The senior Campbell now sleeps in a camper trailer at Tilston, about eight kilometres from the family farm. He worries sulfur dioxide will accumulate in his farm house when there’s a breeze from the west.
“I don’t dare sleep in the house,” he said in a telephone interview from his farm home. “I’m scared to sleep here.”
Campbell first began to worry about the effects of sulfur dioxide three years ago. He went to a doctor with swollen and blistered eyelids, a condition he now associates with the gas.
Since then, he has been afflicted with other health problems, which he also attributes to the Tundra facility. Those problems have included chest pains, headaches, muscle cramps, memory loss and lapses in his sense of hearing and smell.

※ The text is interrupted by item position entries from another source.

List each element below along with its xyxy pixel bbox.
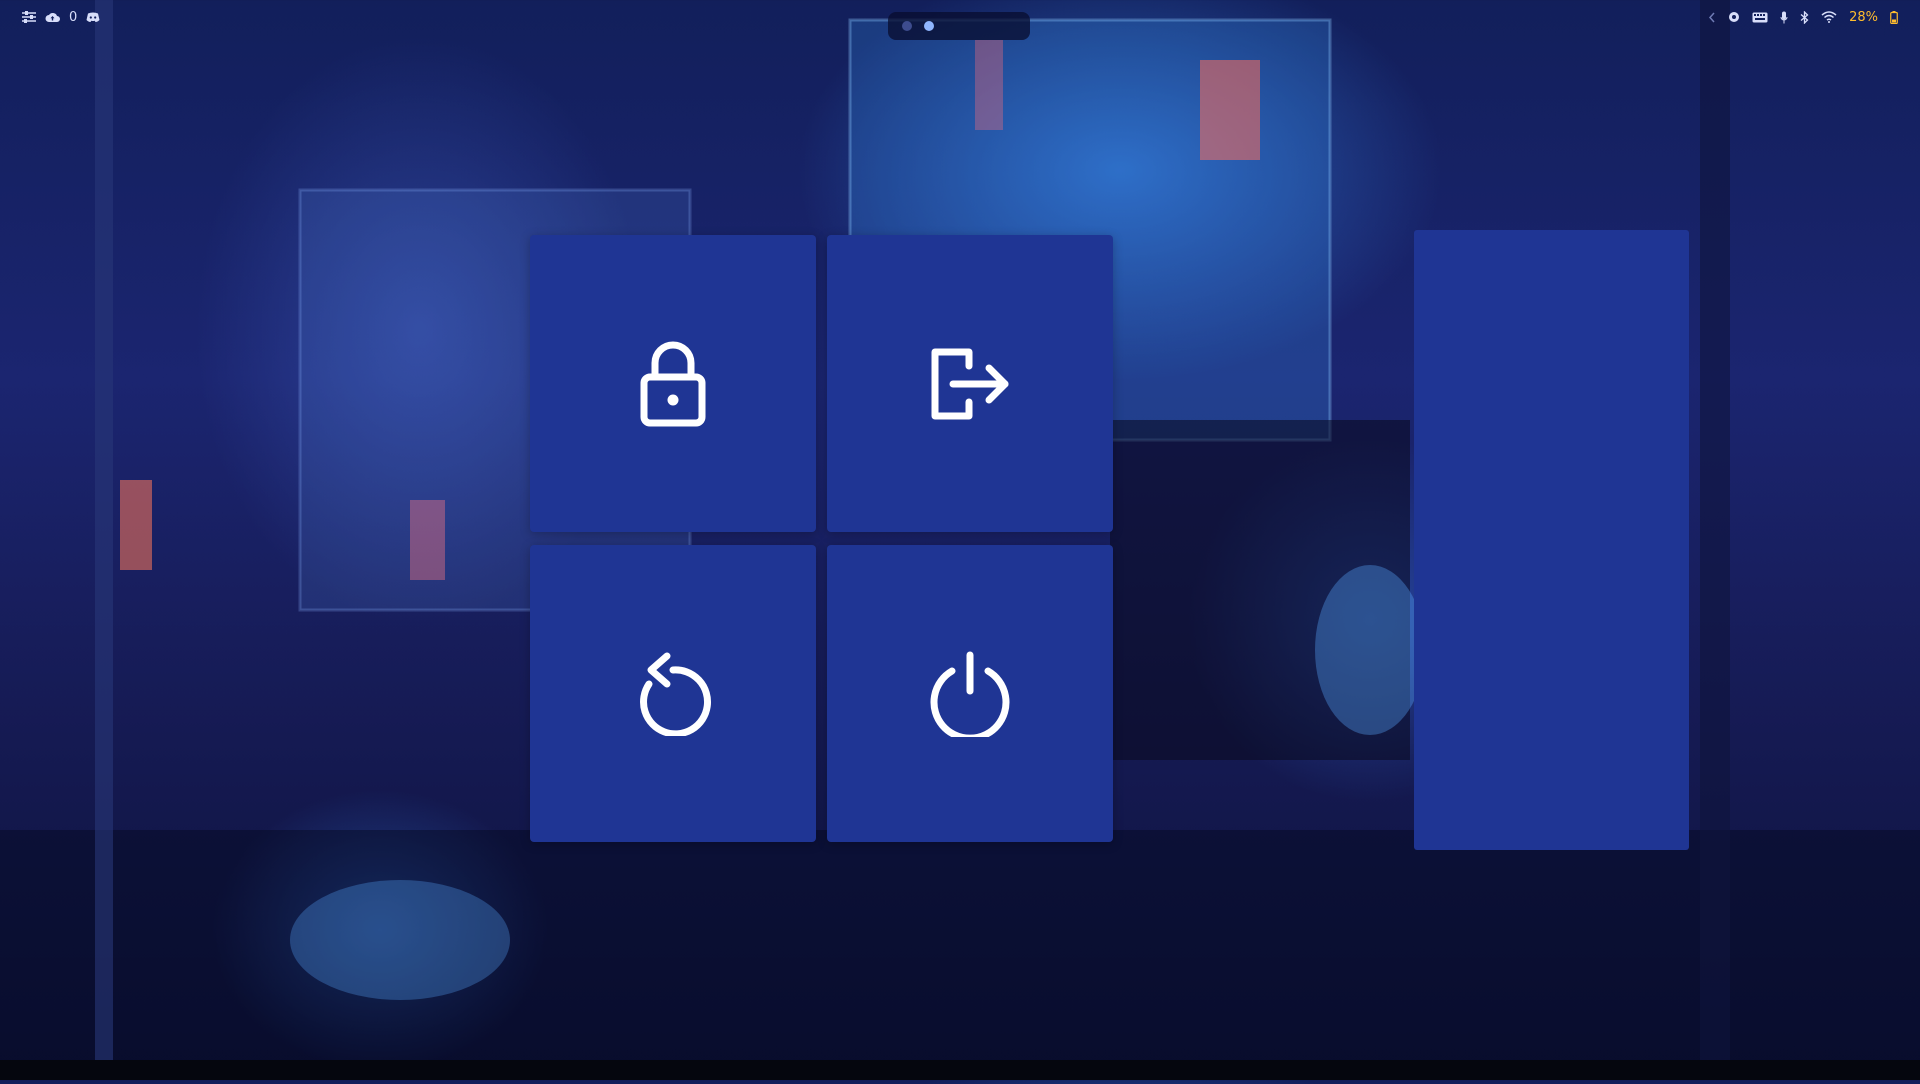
discord-icon[interactable]: [86, 12, 100, 23]
microphone-icon[interactable]: [1780, 11, 1788, 24]
workspace-dot-1[interactable]: [902, 21, 912, 31]
chevron-left-icon[interactable]: [1708, 12, 1716, 23]
bar-right-section: 28%: [1708, 10, 1920, 25]
top-bar: 0 28%: [0, 0, 1920, 40]
bar-left-section: 0: [0, 10, 100, 25]
battery-icon[interactable]: [1890, 10, 1898, 24]
keyboard-icon[interactable]: [1752, 12, 1768, 23]
shutdown-button[interactable]: [827, 545, 1113, 842]
lock-button[interactable]: [530, 235, 816, 532]
reboot-button[interactable]: [530, 545, 816, 842]
battery-percent: 28%: [1849, 9, 1878, 25]
reboot-icon: [633, 652, 713, 736]
workspace-dot-2-active[interactable]: [924, 21, 934, 31]
power-icon: [928, 651, 1012, 737]
logout-icon: [927, 346, 1013, 422]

“I’ve had several exposures,” Campbell said. “Every time I get an exposure, bang, I go outside and I can’t walk 30 feet.”
Earlier this summer, Manitoba Environment installed a sulfur dioxide monitor at the Campbell farm. The monitor, which is checked about once a week, collects data 24 hours a day.
Campbell said the government monitor hit the top of its scale the day his grandson collapsed. The monitor has hit its maximum of five parts per million on at least five occasions, he said.
Bernie Chrisp, Manitoba Environment director for the Park-West region, traveled to Tilston Aug. 28 to check the government equipment.
“We found there was some sulfur dioxide found on the monitor,” Chrisp said. The monitor had hit the top of its scale around the time Allan Campbell collapsed Aug. 26.
Manitoba Environment was unable to pinpoint the source of sulfur dioxide last week. The department plans to continue monitoring the air at the Campbell farm.
“In this particular area, the oil wells probably are the main source of hydrogen sulfide,” Chrisp said.
Oil wells in the Tilston area have the highest concentration of hydrogen sulfide in Manitoba. Manure can also give off the gases, but in smaller quantities.
Tundra Oil and Gas has previously tested to ensure its production facility is safe. Several government departments have also visited the site, said Puchniak, and found that it met emission standards.
“I wish we could pinpoint the problem,” Puchniak said. “If there was a problem at our facility, I can assure you we’d fix it.”